Creating a New Sampler

[kris-singh]

Hi, First, Great work by you guys I am also trying to do something similar in my research. I am trying to implement the Entropy-Based Sampling. I came up with following

class EntropySampler(ModelSampler):
    """ENtropySampler uses the entropy of the samples to do importance sampling

    Arguments
    ---------
    dataset: The dataset to sample from
    reweighting: The reweighting scheme
    model: The model to be used for scoring
    recompute: Compute the loss for the whole dataset every recompute batches
    """
    def __init__(self, dataset, reweighting, model, forward_batch_size=128,
                 recompute=2):
        super(HistorySampler, self).__init__(
            dataset,
            reweighting,
            model,
            forward_batch_size=forward_batch_size
        )

        # The configuration of EntropySampler
        self.recompute = recompute

        # Mutable variables holding the state of the sampler
        self._batch = 0
        self._scores = np.ones((len(dataset.train_data),))
        self._unseen = np.ones(len(dataset.train_data), dtype=np.bool)
        self._seen = np.zeros_like(self._unseen)

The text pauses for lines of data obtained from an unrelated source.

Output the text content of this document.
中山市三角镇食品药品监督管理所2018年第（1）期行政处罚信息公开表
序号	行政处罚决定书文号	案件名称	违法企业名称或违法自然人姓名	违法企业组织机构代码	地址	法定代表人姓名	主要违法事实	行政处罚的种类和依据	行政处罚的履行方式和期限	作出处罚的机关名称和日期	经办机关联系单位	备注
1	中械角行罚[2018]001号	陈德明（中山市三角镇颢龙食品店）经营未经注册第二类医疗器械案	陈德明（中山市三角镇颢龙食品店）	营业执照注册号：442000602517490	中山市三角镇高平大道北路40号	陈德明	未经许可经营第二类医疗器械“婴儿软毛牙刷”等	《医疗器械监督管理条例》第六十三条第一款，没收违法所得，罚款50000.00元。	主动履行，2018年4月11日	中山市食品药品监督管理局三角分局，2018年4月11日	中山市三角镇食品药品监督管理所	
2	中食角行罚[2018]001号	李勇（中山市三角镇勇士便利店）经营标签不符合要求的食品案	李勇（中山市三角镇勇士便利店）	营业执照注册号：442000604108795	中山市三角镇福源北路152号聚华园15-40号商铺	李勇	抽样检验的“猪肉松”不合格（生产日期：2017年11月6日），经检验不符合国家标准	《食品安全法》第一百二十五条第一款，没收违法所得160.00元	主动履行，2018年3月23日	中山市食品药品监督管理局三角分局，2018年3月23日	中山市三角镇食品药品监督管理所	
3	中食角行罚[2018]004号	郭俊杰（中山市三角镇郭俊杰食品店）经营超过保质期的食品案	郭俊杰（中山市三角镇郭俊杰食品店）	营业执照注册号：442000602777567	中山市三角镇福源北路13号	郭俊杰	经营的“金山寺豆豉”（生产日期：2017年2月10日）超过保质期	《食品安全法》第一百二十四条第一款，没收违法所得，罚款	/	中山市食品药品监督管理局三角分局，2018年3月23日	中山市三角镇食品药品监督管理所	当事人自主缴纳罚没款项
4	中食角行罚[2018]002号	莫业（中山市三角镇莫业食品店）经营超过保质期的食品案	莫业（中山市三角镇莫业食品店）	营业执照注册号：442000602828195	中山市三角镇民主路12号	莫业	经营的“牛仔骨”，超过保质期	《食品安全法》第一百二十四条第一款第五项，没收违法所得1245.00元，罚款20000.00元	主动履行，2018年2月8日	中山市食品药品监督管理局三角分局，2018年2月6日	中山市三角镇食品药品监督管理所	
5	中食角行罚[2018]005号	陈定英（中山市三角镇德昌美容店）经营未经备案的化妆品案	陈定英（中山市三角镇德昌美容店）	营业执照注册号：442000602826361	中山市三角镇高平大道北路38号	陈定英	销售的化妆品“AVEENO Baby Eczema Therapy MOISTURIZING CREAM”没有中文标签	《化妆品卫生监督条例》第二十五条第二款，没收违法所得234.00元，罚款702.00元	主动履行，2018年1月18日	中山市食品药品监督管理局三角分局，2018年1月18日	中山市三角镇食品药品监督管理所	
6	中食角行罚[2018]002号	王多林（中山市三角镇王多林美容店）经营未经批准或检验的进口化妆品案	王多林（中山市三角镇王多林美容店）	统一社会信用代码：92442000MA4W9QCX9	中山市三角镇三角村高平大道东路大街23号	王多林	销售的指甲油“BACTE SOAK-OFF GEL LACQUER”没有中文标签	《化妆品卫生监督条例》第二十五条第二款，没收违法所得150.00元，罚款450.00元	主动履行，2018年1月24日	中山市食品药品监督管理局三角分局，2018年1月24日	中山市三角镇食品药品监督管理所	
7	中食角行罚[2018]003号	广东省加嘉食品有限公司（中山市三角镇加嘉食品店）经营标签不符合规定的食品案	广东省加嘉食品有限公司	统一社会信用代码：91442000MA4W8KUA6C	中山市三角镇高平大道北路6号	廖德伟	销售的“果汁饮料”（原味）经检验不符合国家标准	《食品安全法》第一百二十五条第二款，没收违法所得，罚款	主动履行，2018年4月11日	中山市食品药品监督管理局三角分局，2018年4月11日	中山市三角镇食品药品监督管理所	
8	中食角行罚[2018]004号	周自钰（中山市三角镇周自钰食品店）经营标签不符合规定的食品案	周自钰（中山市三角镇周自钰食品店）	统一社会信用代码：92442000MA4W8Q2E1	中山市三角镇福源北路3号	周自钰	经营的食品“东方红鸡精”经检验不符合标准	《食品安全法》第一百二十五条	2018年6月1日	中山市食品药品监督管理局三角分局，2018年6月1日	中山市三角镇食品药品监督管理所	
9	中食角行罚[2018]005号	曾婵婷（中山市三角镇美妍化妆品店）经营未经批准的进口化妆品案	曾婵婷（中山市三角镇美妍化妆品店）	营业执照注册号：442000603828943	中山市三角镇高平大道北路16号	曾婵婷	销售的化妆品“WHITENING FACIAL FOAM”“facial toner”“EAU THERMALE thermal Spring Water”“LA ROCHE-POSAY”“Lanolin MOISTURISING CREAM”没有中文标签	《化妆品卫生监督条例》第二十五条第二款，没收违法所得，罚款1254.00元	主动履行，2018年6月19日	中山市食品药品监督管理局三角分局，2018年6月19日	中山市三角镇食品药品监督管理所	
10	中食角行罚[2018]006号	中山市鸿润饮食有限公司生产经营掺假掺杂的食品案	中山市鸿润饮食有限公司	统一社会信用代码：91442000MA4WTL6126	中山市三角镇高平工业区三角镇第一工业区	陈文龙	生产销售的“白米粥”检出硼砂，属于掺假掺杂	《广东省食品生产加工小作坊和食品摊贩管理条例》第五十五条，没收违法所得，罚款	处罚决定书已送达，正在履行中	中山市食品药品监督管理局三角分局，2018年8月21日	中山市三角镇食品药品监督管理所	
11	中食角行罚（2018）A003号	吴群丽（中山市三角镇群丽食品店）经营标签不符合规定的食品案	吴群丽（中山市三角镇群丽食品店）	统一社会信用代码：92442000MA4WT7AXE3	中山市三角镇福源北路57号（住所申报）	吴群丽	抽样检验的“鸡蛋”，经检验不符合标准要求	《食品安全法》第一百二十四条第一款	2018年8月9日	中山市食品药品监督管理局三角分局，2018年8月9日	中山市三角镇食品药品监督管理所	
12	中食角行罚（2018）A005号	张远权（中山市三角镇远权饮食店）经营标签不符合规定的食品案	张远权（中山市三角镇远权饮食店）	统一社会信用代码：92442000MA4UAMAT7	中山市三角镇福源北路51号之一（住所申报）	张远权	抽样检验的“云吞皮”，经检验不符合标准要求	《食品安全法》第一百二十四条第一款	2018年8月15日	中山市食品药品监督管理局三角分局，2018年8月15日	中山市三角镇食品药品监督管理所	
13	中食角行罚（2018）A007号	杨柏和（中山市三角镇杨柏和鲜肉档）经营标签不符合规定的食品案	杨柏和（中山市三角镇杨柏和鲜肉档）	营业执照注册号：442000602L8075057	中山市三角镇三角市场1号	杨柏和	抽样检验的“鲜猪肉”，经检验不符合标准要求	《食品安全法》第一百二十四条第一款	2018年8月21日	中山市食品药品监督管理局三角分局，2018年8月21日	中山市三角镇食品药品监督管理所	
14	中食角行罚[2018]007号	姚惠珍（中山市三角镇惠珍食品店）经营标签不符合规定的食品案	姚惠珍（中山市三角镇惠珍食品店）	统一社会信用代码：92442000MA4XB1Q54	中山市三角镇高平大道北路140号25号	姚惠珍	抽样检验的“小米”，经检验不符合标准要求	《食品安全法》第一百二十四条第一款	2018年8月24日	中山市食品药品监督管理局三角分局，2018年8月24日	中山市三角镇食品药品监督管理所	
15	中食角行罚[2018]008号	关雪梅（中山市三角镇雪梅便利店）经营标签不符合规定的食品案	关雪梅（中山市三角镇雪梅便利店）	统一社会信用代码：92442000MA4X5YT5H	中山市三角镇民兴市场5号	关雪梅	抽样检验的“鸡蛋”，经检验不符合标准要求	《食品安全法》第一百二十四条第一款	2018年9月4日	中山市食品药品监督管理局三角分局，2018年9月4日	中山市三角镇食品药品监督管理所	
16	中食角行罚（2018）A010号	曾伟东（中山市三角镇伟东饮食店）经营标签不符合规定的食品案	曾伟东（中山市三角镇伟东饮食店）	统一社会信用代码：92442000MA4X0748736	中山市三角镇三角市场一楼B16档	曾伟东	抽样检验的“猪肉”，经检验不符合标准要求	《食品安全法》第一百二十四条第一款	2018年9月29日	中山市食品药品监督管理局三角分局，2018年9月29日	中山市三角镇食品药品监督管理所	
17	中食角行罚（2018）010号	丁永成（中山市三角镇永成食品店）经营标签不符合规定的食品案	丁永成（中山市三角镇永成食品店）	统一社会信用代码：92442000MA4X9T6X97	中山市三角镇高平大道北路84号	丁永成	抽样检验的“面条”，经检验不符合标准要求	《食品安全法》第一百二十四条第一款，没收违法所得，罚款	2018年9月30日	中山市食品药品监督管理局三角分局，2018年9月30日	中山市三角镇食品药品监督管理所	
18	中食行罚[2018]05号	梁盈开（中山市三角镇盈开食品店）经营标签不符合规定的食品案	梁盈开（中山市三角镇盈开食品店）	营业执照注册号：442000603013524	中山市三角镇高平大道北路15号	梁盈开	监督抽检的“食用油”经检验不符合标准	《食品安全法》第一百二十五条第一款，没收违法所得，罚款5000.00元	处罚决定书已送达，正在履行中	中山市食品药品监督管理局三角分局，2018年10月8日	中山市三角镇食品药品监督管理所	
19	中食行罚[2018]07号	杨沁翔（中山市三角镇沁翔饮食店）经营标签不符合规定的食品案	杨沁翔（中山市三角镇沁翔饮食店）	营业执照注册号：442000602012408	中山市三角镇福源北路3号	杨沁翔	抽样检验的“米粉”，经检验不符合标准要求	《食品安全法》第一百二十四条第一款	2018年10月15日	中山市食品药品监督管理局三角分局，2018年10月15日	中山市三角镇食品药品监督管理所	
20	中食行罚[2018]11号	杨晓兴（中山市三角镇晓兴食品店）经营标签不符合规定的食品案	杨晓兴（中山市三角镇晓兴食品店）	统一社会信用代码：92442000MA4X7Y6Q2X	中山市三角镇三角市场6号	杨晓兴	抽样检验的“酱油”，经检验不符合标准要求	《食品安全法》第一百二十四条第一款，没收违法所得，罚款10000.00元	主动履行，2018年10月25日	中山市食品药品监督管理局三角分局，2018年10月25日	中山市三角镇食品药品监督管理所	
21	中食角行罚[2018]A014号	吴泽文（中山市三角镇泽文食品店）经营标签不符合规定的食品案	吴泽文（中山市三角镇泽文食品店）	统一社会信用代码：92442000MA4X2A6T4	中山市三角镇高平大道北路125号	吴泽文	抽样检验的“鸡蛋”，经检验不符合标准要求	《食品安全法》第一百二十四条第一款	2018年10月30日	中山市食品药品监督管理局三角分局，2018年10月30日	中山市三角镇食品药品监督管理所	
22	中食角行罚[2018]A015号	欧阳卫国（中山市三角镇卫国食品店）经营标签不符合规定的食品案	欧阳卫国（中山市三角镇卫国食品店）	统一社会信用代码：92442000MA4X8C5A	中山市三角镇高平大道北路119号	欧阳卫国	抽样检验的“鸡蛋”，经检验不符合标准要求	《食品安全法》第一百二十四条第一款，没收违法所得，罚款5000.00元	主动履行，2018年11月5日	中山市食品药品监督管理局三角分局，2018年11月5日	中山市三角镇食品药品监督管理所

    def _entropy(self, x, px):
        assert(len(x) == len(px))
        px = px/sum(px)
        entropy = []
        for i in range(1, len(px)):
            entropy.append(px*np.log(px))
        return entropy

    def _get_samples_with_scores(self, batch_size):
        return (
            np.arange(len(self._scores)),
            self._scores,
            None
        )

    def update(self, idxs, results):
        # Update the scores of the seen samples
        self._scores[idxs] = results.ravel()
        self._unseen[idxs] = False
        self._seen[idxs] = True
        self._scores[self._unseen] = self._scores[self._seen].mean()

        # Recompute all the scores if needed
        self._batch += 1
        if self._batch % self.recompute == 0:
            for i in range(0, len(self.dataset.train_data), 1024*64):
                x, y = self.dataset.train_data[i:i+1024*64]
                scores = self.model.score(
                    x, y,
                    batch_size=self.forward_batch_size
                ).ravel()
                self._scores[i:i+1024*64] = self._entropy(x, scores).ravel()
            self._seen[:] = True
            self._unseen[:] = False

But I am not sure how to create BaseImportanceTraining for this sampler. In particular i do not understand the partial function. Could you help me with this.

[angeloskath]

Ok, so judging by your code above you want to sample according to the entropy instead of the loss. I don't think you need to implement another sampler because what you want to change is the score.

I would suggest you look into the score_layers.py and model_wrappers.py specifically _get_scoring_layer(...). What you need is an entry similar to

...
elif score == "entropy":
    return LossLayer(entropy_function)([y_true, y_pred])

After that you can create your own class inheriting from _BaseImportanceTraining and have self.model = OracleWrapper(model, self.reweighting, score="entropy") in the constructor.

I know I did not answer the partial question. So I will try to answer it now. The sampler requires a dataset which we do not have in the constructor. Instead we create a function with every argument given except the dataset (the arguments are partially given). If you prefer you can implement it differently by keeping arguments as member variables and doing the work in the sample() member function.

If you want any more help send me an email (it can be found in the code), I like discussing and uncovering bad/confusing designs (like the partial function). Also please do not hesitate to do a pull request if you have implemented something and want to share it.

I will keep the issue open for a while in case you want to add something here (if you want you can close it).

[kris-singh]

Hi thanks for the response.

I was going through your paper. I couldn't understand some proof's correctly could you help me out. I was not able to understand Eq(5) basically Var(X) = E(X^2)-(E(X))^2. I did not understand how you could you get that to be equal to the (E(X))^2 + tr(Var(X))= E(X^2). I looked at the Wang et al paper they do not have the trace term. Second I also did not get Eq(25). Could you explain how you got it.

P.S: Sorry If these are trivial doubts i could figure it out.

[angeloskath]

Sure, maybe the definition of Var() is not very clear so I will clarify everything below.

x \in R^d ~ D // all the expectations are taken w.r.t. D
Var(x) = E[x x^T] - E[x] E[x]^T
E[x^T x] = E[Tr(x x^T)]  // because of linearity of Tr
         = Tr(E[x x^T]) = Tr(Var(x) + E[x] E[x]^T)
         = Tr(Var(x)) + Tr(E[x] E[x]^T)
         = Tr(Var(x)) + E[x]^T E[x]

I will close the issue but feel free to re-open it if you have more problems.